To calculate the statistical significance of the siRNA suppression, we divided the insertion sequence and the 400 bp Cer3 flanking sequences (left and right) into 50 nt bins. The number of siRNAs matching each bin were counted. The Wilcoxon Rank Sum test was performed for these two populations: counts for the insertion bins (G) and counts for the flanking bins (F), with the null hypothesis being G≥F.

The degron-3×flag tag was added to the N-terminus of the longer isoform of CSR-1 (F20D12.1a) by CRISPR in the strain that carries the Cer3::oma-1(red20) and sun-1p::TIR1::mRuby::sun-1 3′ UTR (Zhang et al., 2015). Synchronized L1 larvae were cultured on plates containing 1 mM auxin or no auxin (as control) until reaching young adult stage, and were then harvested for sRNA-seq. CSR-1 AID was confirmed by both western blotting using the monoclonal anti-FLAG M2 antibody (Sigma-Aldrich, F1804-200UG, Lot: SLBG5673 V, 1:1000) (Fig. S7) and the sterility of auxin-treated animals (data not shown).

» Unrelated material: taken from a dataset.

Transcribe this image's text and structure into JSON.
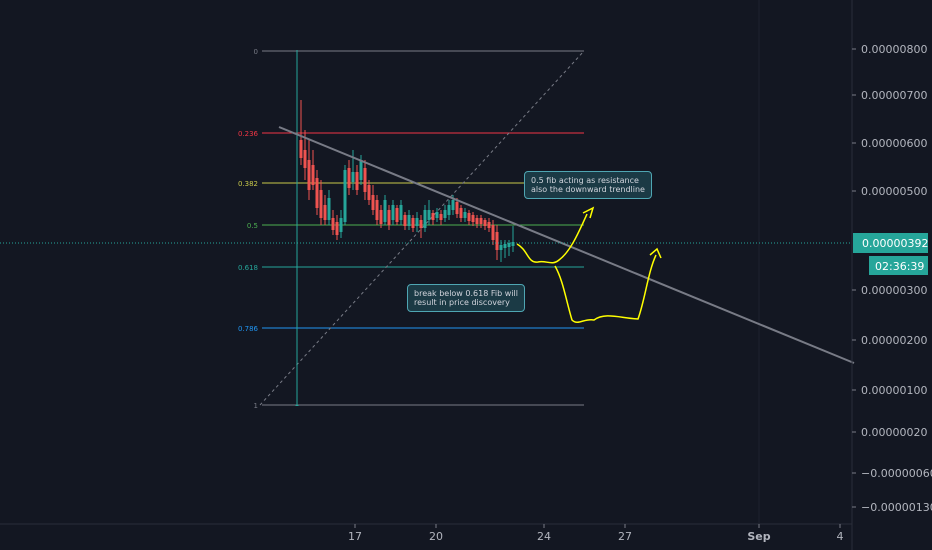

oma-1 piRNAi was induced by an extrachromosomal array carrying the hygromycin-resistance gene and a cluster of piRNA expression units re-coded to target oma-1 as described in Priyadarshini et al. (2022). The control unc-119 piRNAi transgene was also the same as that used in Priyadarshini et al. (2022). The extrachromosomal array was selected by hygromycin resistance. The oma-1 insertion used in the Cer3::oma-1 (red20) allele contains two sites that can be targeted by piRNAs from the transgene. To rule out that the effect on siRNA suppression was due to interaction between oma-1 piRNAs and Cer3::oma-1, we created a new Cer3::oma-1 allele (red118) that deleted the two piRNA-target sites.

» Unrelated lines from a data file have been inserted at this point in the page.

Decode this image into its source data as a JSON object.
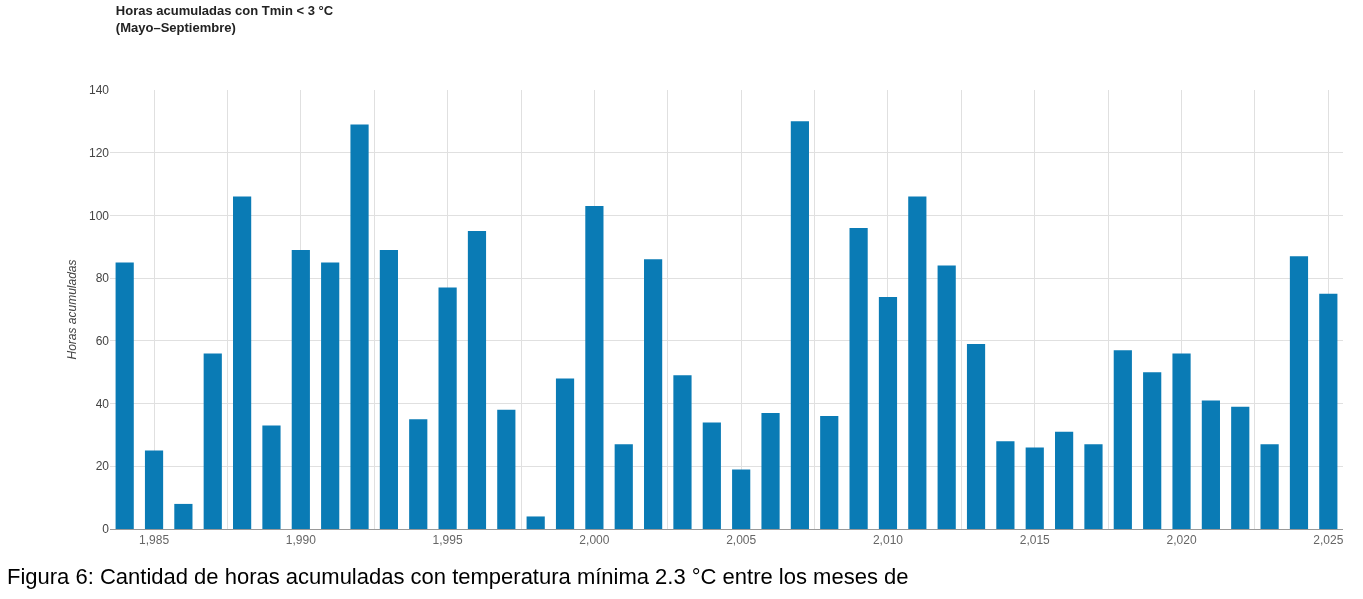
{
  "chart_data": {
    "type": "bar",
    "title": "Horas acumuladas con Tmin < 3 °C\n(Mayo–Septiembre)",
    "ylabel": "Horas acumuladas",
    "x": [
      1984,
      1985,
      1986,
      1987,
      1988,
      1989,
      1990,
      1991,
      1992,
      1993,
      1994,
      1995,
      1996,
      1997,
      1998,
      1999,
      2000,
      2001,
      2002,
      2003,
      2004,
      2005,
      2006,
      2007,
      2008,
      2009,
      2010,
      2011,
      2012,
      2013,
      2014,
      2015,
      2016,
      2017,
      2018,
      2019,
      2020,
      2021,
      2022,
      2023,
      2024,
      2025
    ],
    "values": [
      85,
      25,
      8,
      56,
      106,
      33,
      89,
      85,
      129,
      89,
      35,
      77,
      95,
      38,
      4,
      48,
      103,
      27,
      86,
      49,
      34,
      19,
      37,
      130,
      36,
      96,
      74,
      106,
      84,
      59,
      28,
      26,
      31,
      27,
      57,
      50,
      56,
      41,
      39,
      27,
      87,
      75
    ],
    "color": "#0a7bb5",
    "xlim": [
      1983.5,
      2025.5
    ],
    "xticks": [
      {
        "value": 1985,
        "label": "1,985"
      },
      {
        "value": 1987.5,
        "label": null
      },
      {
        "value": 1990,
        "label": "1,990"
      },
      {
        "value": 1992.5,
        "label": null
      },
      {
        "value": 1995,
        "label": "1,995"
      },
      {
        "value": 1997.5,
        "label": null
      },
      {
        "value": 2000,
        "label": "2,000"
      },
      {
        "value": 2002.5,
        "label": null
      },
      {
        "value": 2005,
        "label": "2,005"
      },
      {
        "value": 2007.5,
        "label": null
      },
      {
        "value": 2010,
        "label": "2,010"
      },
      {
        "value": 2012.5,
        "label": null
      },
      {
        "value": 2015,
        "label": "2,015"
      },
      {
        "value": 2017.5,
        "label": null
      },
      {
        "value": 2020,
        "label": "2,020"
      },
      {
        "value": 2022.5,
        "label": null
      },
      {
        "value": 2025,
        "label": "2,025"
      }
    ],
    "ylim": [
      0,
      140
    ],
    "yticks": [
      0,
      20,
      40,
      60,
      80,
      100,
      120,
      140
    ],
    "grid": true,
    "annotations": [
      "Figura 6: Cantidad de horas acumuladas con temperatura mínima 2.3 °C entre los meses de"
    ]
  }
}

oma-1 mRNA levels were measured using either RT-qPCR or RNA-seq as previously described (Kalinava et al., 2017). For RT-qPCR analysis, oma-1 mRNA levels were normalized to tba-1 mRNA levels. A paired two-tailed Student's t-test was used to calculate the P-values.

We thank Esteban Chen, Natallia Kalinava, Helen Ushakov and Elaine Gavin for technical assistance. We thank Andrew Fire for providing the python plotting program Very Simply Graphic (VSG). Some strains were provided by the Caenorhabditis Genetics Center, which is funded by NIH Office of Research Infrastructure Programs (P40 OD010440).